Our goal is to track a user’s performance on a particular problem from a library across all courses that utilize that library content. I was under the impression that definition_id is the common identifier that is referenced by all instances. From what I have seen, this is how I understand the library_content block to work:

  1. When a particular library is selected in a library_content block, all of the library’s children are copied as children of the library_content block with new unique block_ids
  2. Corresponding children of the library and library_content block can be associated via their shared definition_id
  3. If a new library_content block references the same library, the children will be copied again and receive new unique block_ids but still share the underlying definition_id

Is this an accurate description and can I rely on the definition_id to associate these problem instances across contexts? Or am I missing details?

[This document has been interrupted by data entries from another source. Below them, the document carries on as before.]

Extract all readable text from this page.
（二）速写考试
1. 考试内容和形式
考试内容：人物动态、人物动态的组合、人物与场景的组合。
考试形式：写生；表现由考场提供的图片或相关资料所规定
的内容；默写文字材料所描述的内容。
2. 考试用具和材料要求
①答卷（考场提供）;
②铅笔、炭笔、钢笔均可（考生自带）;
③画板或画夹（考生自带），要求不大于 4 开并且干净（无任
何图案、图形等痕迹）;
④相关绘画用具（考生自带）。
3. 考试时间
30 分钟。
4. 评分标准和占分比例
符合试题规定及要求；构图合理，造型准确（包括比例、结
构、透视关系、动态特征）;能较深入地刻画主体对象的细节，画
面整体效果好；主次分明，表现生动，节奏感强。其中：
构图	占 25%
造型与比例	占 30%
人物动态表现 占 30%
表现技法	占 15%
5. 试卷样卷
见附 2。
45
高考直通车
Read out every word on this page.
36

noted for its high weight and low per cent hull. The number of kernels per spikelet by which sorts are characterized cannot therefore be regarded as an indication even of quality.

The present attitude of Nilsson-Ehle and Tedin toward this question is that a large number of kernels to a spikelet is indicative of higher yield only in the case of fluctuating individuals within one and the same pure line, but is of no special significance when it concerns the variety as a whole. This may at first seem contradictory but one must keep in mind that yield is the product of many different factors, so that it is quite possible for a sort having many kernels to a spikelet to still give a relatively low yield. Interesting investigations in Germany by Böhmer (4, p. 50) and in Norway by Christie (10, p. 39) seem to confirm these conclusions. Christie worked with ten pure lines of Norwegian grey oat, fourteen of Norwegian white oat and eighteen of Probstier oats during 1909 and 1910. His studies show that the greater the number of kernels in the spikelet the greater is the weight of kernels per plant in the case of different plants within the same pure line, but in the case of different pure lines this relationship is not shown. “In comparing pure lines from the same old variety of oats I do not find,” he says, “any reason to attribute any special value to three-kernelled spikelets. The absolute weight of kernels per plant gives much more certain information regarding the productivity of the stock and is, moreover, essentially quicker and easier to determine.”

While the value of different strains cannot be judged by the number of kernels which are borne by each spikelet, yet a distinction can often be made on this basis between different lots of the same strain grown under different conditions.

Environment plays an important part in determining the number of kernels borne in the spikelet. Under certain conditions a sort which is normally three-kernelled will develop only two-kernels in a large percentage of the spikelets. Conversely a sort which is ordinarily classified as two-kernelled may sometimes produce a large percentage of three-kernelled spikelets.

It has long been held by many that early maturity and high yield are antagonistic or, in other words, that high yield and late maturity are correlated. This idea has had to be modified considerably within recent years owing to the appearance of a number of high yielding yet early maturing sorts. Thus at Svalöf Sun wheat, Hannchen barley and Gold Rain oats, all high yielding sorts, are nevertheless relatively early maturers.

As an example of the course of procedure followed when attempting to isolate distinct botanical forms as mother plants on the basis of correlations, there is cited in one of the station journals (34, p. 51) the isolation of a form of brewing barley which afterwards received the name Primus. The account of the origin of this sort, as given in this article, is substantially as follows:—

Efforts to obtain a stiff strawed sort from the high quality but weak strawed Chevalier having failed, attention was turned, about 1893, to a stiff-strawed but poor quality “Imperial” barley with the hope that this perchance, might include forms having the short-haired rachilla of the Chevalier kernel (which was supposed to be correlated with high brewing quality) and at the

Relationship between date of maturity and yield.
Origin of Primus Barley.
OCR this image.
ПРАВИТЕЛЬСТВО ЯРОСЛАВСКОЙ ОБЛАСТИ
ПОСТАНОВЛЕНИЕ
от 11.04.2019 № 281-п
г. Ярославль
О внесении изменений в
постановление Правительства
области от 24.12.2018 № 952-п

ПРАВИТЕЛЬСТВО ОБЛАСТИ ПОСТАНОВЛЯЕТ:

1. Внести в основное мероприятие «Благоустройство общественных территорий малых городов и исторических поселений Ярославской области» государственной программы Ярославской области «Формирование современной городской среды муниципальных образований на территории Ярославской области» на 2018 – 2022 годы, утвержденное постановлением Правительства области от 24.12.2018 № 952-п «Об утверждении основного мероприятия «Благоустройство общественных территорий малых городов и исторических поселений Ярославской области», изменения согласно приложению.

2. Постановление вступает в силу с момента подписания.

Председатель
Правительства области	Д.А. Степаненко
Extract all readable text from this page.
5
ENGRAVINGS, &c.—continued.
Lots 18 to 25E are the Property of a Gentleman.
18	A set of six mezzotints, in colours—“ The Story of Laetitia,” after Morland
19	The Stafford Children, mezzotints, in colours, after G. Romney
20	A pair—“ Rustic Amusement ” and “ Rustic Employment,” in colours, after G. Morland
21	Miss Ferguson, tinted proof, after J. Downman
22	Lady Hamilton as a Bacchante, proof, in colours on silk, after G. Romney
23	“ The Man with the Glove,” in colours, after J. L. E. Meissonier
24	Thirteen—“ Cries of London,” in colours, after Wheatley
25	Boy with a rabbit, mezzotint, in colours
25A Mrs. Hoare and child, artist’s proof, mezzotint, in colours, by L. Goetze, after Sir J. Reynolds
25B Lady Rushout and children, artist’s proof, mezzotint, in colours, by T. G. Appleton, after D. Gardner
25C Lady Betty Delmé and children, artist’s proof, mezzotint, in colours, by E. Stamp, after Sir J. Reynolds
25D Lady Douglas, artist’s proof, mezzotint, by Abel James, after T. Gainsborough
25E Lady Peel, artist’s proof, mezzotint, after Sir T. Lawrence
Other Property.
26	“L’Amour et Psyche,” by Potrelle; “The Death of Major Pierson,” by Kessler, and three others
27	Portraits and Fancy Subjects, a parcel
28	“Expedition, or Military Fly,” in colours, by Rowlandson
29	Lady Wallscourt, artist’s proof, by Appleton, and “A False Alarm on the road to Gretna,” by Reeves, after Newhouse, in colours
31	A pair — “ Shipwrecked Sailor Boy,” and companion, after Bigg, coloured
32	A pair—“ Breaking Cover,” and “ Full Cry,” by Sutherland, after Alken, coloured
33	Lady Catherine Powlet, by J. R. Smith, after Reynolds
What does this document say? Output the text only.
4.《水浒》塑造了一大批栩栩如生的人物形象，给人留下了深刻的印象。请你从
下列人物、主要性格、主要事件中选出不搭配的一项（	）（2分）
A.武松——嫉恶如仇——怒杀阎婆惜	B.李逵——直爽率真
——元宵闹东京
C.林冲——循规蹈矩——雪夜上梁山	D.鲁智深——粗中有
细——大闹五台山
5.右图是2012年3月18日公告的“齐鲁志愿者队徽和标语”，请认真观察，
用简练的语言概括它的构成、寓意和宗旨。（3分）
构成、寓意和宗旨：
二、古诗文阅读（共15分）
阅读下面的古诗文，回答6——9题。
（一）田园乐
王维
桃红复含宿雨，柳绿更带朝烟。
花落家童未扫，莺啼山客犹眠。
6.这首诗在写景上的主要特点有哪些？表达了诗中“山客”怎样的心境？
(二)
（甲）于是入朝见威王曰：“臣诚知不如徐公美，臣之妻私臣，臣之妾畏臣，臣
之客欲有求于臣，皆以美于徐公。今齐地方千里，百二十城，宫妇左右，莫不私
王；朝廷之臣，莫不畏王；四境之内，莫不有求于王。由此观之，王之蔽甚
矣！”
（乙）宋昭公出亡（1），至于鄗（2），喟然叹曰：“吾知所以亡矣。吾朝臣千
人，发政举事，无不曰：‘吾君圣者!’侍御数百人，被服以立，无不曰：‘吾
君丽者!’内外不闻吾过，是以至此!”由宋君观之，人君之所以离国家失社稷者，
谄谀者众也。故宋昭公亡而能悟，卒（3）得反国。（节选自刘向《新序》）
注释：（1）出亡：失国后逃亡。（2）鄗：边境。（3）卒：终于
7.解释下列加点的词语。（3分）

You’re correct in terms of what happens, but I think the issues are:

  1. The definition_id used by the library component changes whenever you make any sort of edit to that component, but the individual courses will still point to the old definition_id until you sync from the library.
  2. The definition_id is a low-level implementation detail (i.e. it’s not part of the OLX export), and may not be safe to rely on in the long term.

I dug into this a bit more this morning, and I think what you want is to call get_block_original_usage on the modulestore, and pass it the UsageKey of the ProblemBlock in the course. That’ll get you the stable UsageKey for the original in the library. The LibraryToolsService uses this for analytics.

Thank you for your guidance! I’m sorry for not replying sooner. I have been absorbed with a different project and haven’t had a chance to follow up yet. I’ll share my results once I have a chance to experiment with your advice. Thanks again.

@dave I finally got back around to this task and it appears that your suggestion to use get_block_original_usage is working like a charm. I am now able to track a user’s performance on a particular problem (defined in a library) over time across all contexts in which that library problem is used. This is flowing into Cairn for internal reporting and tracking. Thanks again!